介護でさまざまな悩みを抱えているとき、あるいは介護が必要かなと不安を感じたとき、まず相談するといいのが地域包括支援センターです。地域によっては「高齢者相談センター」「ケアプラザ」などの名称を使っている場合もあります。
地域包括支援センターは、高齢者が住み慣れた地域で安心して暮らしていけるよう、高齢者やその家族を支援するための機関です。「地域包括」というように、地域の適切な機関と連携しながら、高齢者本人だけでなく、その家族や地域住民の悩みや相談を解決してくれます。
原則として各市区町村に1ヶ所以上設置されることになっています。全国で4000ヶ所以上、支所も含めると約7000ヶ所もあります。
とても頼もしい存在である地域包括支援センターですが、ではその業務や役割について知っているという方は少ないのではないでしょうか。
地域包括支援センターはどういう活動をしているのか、私たちはそれをどのように利用すればいいのか紹介しましょう。
地域包括支援センターとは
地域包括支援センターは、主に市区町村などの自治体によって設置されます。市区町村が直接運営しているケースと、社会福祉法人や医療法人に委託しているケースがありますが、受けられるサービスは同じです。
各センターには、専門職員として社会福祉士・保健師(または経験豊富な看護師)・主任ケアマネーシャーが常駐し、
お互いに連携して地域の高齢者の生活を支えるための相談に応じてくれます。
地域包括支援センターの主な役割と業務
地域包括支援センターの主な業務には、①総合相談支援、②権利擁護、③介護予防ケアマネジメント、④包括的・継続的ケアマネジメントの4つがあります。
以下、それぞれの業務内容について見ていきます。
総合相談支援業務
地域の高齢者について、幅広く相談を受け付けています。介護に関する相談や悩みだけでなく、医療や福祉、その他さまざまな相談をすることができます。相談内容によっては、適切な関係機関への紹介をしてもらえます。

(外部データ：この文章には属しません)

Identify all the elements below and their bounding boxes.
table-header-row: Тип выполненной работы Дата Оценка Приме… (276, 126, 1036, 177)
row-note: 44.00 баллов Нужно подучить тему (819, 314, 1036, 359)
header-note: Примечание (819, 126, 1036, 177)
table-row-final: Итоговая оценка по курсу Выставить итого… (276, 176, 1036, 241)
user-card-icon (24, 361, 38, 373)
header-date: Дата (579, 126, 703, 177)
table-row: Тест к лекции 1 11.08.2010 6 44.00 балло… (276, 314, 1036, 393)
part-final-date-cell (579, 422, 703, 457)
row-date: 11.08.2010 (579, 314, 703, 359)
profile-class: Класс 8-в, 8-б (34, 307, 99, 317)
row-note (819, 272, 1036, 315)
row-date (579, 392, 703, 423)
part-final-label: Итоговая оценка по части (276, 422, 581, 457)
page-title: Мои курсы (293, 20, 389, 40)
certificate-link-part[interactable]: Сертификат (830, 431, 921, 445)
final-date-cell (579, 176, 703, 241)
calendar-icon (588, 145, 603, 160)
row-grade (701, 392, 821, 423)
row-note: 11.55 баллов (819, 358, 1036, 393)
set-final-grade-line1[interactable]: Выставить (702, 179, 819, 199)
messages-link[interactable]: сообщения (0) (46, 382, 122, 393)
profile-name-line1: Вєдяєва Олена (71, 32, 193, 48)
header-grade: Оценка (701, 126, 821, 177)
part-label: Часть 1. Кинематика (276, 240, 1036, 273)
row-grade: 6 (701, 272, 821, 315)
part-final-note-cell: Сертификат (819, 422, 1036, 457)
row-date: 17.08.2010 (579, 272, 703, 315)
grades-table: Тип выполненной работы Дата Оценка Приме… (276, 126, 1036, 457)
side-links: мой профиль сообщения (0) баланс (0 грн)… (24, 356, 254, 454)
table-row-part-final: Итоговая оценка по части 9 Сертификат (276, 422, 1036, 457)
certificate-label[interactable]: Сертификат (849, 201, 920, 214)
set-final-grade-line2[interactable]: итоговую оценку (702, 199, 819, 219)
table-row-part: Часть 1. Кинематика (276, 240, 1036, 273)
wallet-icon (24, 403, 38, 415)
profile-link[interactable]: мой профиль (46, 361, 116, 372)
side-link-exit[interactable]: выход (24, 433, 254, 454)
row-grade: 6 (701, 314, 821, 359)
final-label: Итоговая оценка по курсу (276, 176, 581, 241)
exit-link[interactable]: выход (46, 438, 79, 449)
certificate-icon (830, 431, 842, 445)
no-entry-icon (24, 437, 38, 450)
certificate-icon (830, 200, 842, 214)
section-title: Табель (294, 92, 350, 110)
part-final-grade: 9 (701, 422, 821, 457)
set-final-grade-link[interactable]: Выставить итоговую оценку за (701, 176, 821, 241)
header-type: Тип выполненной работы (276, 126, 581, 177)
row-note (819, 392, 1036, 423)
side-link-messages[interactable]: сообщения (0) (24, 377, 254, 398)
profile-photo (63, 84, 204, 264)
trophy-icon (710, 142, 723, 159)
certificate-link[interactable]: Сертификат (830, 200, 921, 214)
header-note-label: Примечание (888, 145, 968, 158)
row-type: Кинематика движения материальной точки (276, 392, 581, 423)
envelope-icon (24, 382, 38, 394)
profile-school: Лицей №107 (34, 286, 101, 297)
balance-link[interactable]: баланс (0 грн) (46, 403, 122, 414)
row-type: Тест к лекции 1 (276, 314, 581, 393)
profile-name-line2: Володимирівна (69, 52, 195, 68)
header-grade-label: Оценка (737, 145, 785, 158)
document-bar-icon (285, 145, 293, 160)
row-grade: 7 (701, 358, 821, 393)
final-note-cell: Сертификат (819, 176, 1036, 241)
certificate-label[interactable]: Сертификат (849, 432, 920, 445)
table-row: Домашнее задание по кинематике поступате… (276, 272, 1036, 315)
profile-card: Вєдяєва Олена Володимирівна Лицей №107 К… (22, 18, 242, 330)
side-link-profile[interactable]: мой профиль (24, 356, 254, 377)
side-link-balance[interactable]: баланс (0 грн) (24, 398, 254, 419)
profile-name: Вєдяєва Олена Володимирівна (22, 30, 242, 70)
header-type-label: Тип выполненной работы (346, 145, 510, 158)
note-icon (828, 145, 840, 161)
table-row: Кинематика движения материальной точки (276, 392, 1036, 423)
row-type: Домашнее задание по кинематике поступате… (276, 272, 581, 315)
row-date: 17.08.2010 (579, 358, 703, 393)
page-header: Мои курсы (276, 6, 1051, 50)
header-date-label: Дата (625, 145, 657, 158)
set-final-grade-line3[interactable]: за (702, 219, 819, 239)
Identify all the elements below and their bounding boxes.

高齢者本人やその家族だけでなく、近所の方でも相談できます。近くに住む一人暮らしの高齢者について心配や不安があった場合など、地域包括支援センターに相談してみるとよいでしょう。
権利擁護業務
高齢者が安心してイキイキと暮らしていくための権利を守ります。主な内容は①成年後見制度の活用促進と、②悪質商法などの被害防止と対応・高齢者虐待の早期発見と防止です。
成年後見制度の活用促進
認知症などのために判断力が不十分になり、財産管理に不安があったり、自己の判断できちんと契約ができなくなったりした高齢者をサポートするために「成年後見制度」があります。地域包括支援センターは、成年後見制度の窓口として手続きの支援を行ったり、相談会などを行ったりしています。

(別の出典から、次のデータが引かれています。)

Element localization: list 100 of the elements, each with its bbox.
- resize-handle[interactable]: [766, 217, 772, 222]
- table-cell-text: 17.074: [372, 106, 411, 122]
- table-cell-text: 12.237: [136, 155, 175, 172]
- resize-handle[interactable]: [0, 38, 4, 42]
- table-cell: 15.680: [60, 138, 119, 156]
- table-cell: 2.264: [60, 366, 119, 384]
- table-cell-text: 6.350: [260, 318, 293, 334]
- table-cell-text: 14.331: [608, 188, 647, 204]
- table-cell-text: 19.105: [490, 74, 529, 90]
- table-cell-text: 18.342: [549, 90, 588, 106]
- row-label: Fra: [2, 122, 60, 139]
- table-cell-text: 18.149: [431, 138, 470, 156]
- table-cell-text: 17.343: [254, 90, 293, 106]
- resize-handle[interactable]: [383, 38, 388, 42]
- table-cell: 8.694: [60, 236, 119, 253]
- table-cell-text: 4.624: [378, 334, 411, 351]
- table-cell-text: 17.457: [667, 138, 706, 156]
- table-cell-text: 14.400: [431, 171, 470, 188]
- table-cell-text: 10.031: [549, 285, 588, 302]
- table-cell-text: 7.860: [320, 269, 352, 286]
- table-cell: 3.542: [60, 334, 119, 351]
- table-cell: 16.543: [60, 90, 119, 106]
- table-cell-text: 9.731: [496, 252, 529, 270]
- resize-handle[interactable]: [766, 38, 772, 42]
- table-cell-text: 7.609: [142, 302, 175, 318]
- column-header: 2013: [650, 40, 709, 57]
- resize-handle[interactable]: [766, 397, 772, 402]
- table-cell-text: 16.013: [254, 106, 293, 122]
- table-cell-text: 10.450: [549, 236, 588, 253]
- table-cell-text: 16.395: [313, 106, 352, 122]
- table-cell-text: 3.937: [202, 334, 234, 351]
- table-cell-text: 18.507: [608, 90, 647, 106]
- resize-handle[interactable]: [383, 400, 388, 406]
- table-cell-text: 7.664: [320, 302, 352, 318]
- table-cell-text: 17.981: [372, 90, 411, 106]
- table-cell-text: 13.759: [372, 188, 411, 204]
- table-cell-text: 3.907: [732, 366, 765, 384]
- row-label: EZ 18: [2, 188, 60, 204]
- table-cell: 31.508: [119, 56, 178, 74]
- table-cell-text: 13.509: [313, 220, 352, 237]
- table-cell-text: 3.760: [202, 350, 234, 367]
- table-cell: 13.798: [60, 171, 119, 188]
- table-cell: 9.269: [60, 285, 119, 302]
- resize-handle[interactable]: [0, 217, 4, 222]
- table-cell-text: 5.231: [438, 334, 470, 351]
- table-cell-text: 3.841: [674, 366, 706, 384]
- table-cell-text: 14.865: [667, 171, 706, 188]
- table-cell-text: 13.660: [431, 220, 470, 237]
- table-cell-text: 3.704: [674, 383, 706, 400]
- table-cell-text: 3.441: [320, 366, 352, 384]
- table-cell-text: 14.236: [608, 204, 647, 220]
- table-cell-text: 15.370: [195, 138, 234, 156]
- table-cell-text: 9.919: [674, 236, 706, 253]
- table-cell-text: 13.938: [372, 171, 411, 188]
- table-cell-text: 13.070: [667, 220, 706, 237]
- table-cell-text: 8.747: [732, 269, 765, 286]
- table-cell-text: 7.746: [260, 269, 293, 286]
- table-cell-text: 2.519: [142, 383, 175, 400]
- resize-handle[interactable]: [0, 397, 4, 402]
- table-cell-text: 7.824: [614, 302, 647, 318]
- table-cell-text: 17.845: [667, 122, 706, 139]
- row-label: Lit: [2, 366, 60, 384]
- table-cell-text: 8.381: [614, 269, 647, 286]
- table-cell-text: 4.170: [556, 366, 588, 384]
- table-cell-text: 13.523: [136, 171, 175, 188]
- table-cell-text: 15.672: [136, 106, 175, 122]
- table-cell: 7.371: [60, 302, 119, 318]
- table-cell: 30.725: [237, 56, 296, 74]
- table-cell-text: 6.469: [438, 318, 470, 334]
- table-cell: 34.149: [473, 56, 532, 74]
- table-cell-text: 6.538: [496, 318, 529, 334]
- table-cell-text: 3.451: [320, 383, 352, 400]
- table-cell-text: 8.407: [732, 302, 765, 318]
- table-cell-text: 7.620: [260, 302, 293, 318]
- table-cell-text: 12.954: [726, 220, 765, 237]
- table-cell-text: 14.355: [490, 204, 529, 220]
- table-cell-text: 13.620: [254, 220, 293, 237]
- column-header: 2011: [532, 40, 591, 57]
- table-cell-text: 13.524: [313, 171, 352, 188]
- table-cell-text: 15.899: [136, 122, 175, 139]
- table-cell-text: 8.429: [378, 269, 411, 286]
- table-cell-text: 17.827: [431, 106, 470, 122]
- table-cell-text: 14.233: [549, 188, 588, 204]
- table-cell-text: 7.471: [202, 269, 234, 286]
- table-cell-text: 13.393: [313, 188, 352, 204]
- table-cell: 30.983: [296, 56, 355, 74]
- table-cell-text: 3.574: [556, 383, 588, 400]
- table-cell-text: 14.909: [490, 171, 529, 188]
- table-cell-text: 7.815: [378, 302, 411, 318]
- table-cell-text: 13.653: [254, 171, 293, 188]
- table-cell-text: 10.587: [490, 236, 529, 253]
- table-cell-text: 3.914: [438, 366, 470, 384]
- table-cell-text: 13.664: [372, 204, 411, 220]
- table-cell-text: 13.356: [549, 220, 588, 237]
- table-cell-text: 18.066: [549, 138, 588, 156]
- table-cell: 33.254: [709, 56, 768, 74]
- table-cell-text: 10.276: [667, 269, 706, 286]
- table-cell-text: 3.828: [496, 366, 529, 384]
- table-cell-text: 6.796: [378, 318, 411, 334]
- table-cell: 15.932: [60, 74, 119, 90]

悪質商法などの被害防止と対応・高齢者虐待の早期発見と防止
近年、悪徳訪販業者などが高齢者を狙い、高額な商品を売りつけたり、不要なリフォームの契約を結ばせるといった事件が相次いでいます。地域包括支援センターでは、そういった情報を収集したり、啓発活動を行ったりしています。また、クーリングオフの手続きを代行することもあります。
また、高齢者虐待防止法により、虐待を発見した人は通報しなければなりませんが、地域包括支援センターはその窓口となっています。
高齢者虐待は介護疲れの果てに起こることがすくなくありません。そのようなことにならないよう、介護者の負担を軽減するための相談や地域への啓発活動も行っています。
介護予防ケアマネジメント
現時点では要介護状態ではないけれども、今後介護が必要になる可能性が高い高齢者に対し、要介護状態になることをできる限り防止します。
対象となるのは①要支援1・2と認定された方、②特定高齢者(支援や介護が必要になるおそれがあると判断された方)、③一般高齢者となります。
要支援1・2と認定された方(予防給付)
介護予防ケアプランを作成し、訪問介護などの介護保険予防サービスを利用する。
特定高齢者(介護予防)
介護予防教室などの実施
一般高齢者
自立生活を送れるよう介護予防の自発的な取り組みを促進したり、介護予防サービスの情報提供を行うといった普及・啓発活動を行っています。
包括的・継続的ケアマネジメント
暮らしやすい地域にするため、ケアマネージャーや主治医など、さまざまな機関とネットワークをつくって高齢者の生活をサポートします。
以上のように、高齢者が住み慣れた地域で安心して暮らしていけるよう「包括的」にサポートしてくれるのが地域包括支援センターです。
介護や高齢者についての悩み事、心配事があったときは、気軽に相談してみましょう。